Walter Corsep
Walter Corsep
Dem Heimatmaler Walter Corsep (1862-1944) verdankt Erfurt malerische Einblicke in seine Vergangenheit. Davon zeugen auch Erwerbungen des Fördervereins Stadtmuseum Erfurt von 2008 und 2019. Der "Maler des alten Erfurt" gebärdete sich aber zugleich in den 1920er-Jahren als Hetzer gegen moderne Kunst und als Antisemit.
Sie hängen in Museen und sind in historischen Büchern zu finden. Sie zeigen meist malerische, teils längst verschwundene Winkel des alten Erfurt. Die Rede ist von den Gemälden des Oberstleunants a.D. und Heimatmalers Walter Corsep (1862-1944). 2008 konnte der Förderverein des Stadtmuseums ein weiteres dieser Werke aus Privatbesitz ankaufen.
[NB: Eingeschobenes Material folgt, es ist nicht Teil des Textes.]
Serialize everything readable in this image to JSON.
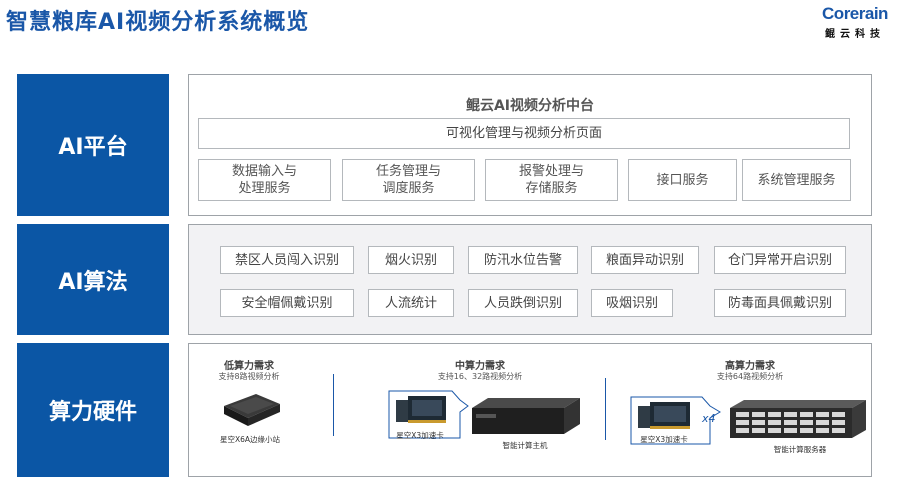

Abgebildet sind auf dem Ölgemälde von 1930 Hohe Lilie und Grüne Apotheke am Domplatz, dem damaligen Friedrich-Wilhelmsplatz. Typisch für die Bilder Corseps ist die Lebendigkeit der Darstellung, das rege Markttreiben, der Verkehr von Fuhrwerken und Radfahrern, flanierende Bürger (siehe Abb., Stadtmuseum Erfurt). 2019 kam ein Gemälde mit einer Ansicht der Großen Arche hinzu (siehe Presseartikel).
Verdankt Erfurt dem Heimatmaler also lebendige Einblicke in seine Vergangenheit, so hat sich dieser aber auch in der Weimarer Republik als radikaler Feind moderner Kunst, als Republikgegner und Exponent des Antisemitismus hervor getan. Der Sohn eines preußischen Offiziers hatte im Kaiserreich bis hin zum Kriegsministerium in Berlin eine militärische Laufbahn durchschritten. Auf Kosten des Kaisers persönlich konnte Corsep, dessen Talent früh gefördert wurde, die Malakademie besuchen und erteilte später dem Kronprinzen Malunterricht.
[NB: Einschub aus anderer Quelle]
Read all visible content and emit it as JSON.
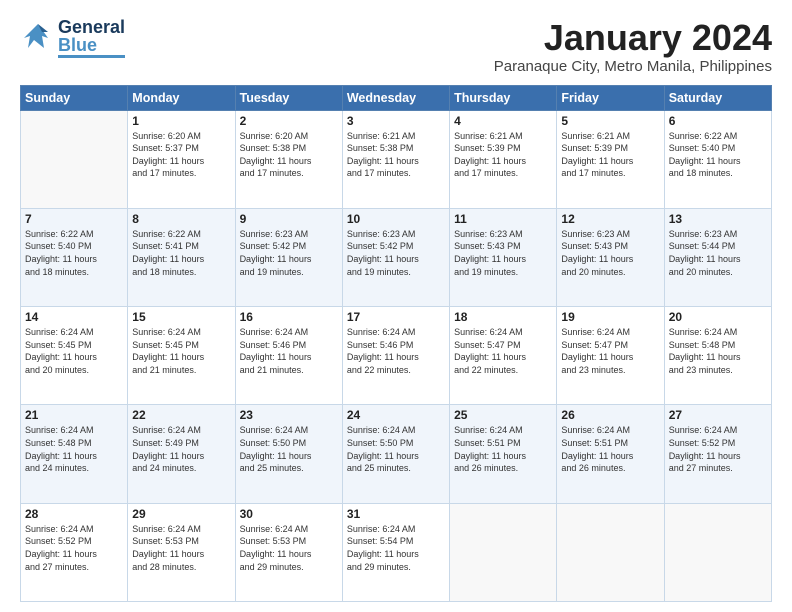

Der verlorene Erste Weltkrieg und die Novemberrevolution 1918 erschütterten das Weltbild des kaisertreu-nationalen Offiziers, der sich nach seiner Pensionierung in Erfurt niedergelassen hatte. Corsep glaubte an die Dolchstoßlegende, laut der für die Kriegsniederlage Deutschlands die Revolution und die neue Republik verantwortlich seinen. In besonderem Maße erregte ihn das Aufblühen der modernen Kunst der 1920er-Jahre. Über Jahre hin verfolgte er die Verantwortlichen des heutigen Angermuseums mit übler Polemik, weil sie Erfurt zu einem Brennpunkt des Expressionismus gemacht hatten und Kontakte zum Weimarer Bauhaus pflegten. Erfurt sei durch das Treiben der Direktoren Redslob, Kaesbach und Kunze zu einem Mekka “bolschewistischer Unkultur” geworden. Von hier war es nur noch ein kleiner Schritt zur späteren NS-Propaganda von der “entarteten Kunst”.
Auch den radikalen Judenhass der Nazis oder des Erfurter Rechtsextremisten Adolf Schmalix teilte Walter Corsep. Er fixierte sich dabei in typischer Vermischung von politischer und kultureller Sphäre auf den jüdischen Schuhfabrikanten und Kunstmäzen Alfred Hess. Hess förderte großzügig das Angermuseum und bot avantgardistischen Künstlern wie Beckmann, Heckel, Kandinsky, Nolde, Pechstein, Schmidt-Rottluff, Feininger und Rohlfs in seiner Villa in der heutigen Alfred-Hess-Straße ein gastliches Haus.
Dieser kunstsinnige Fabrikant wurde von Corsep immer wieder als „jüdischer Kulturbolschewist“ angegriffen. Karikaturen Corseps, aufbewahrt im Erfurter Stadtarchiv (siehe Abb., Stadtarchiv Erfurt), stehen beispielhaft für den pathologischen Hass auf die jüdischen Mitbürger, die viele als Sündenbock für Kriegsniederlage und aktuelle Probleme verantwortlich machten. Wohin dies schließlich führte, ist bekannt.
Lesetipps:
Steffen Raßloff: Bürgerkrieg und Goldene Zwanziger. Erfurt in der Weimarer Republik. Erfurt 2008.
Steffen Raßloff: Flucht in die nationale Volksgemeinschaft. Das Erfurter Bürgertum zwischen Kaiserreich und NS-Diktatur. Köln/Weimar/Wien 2003.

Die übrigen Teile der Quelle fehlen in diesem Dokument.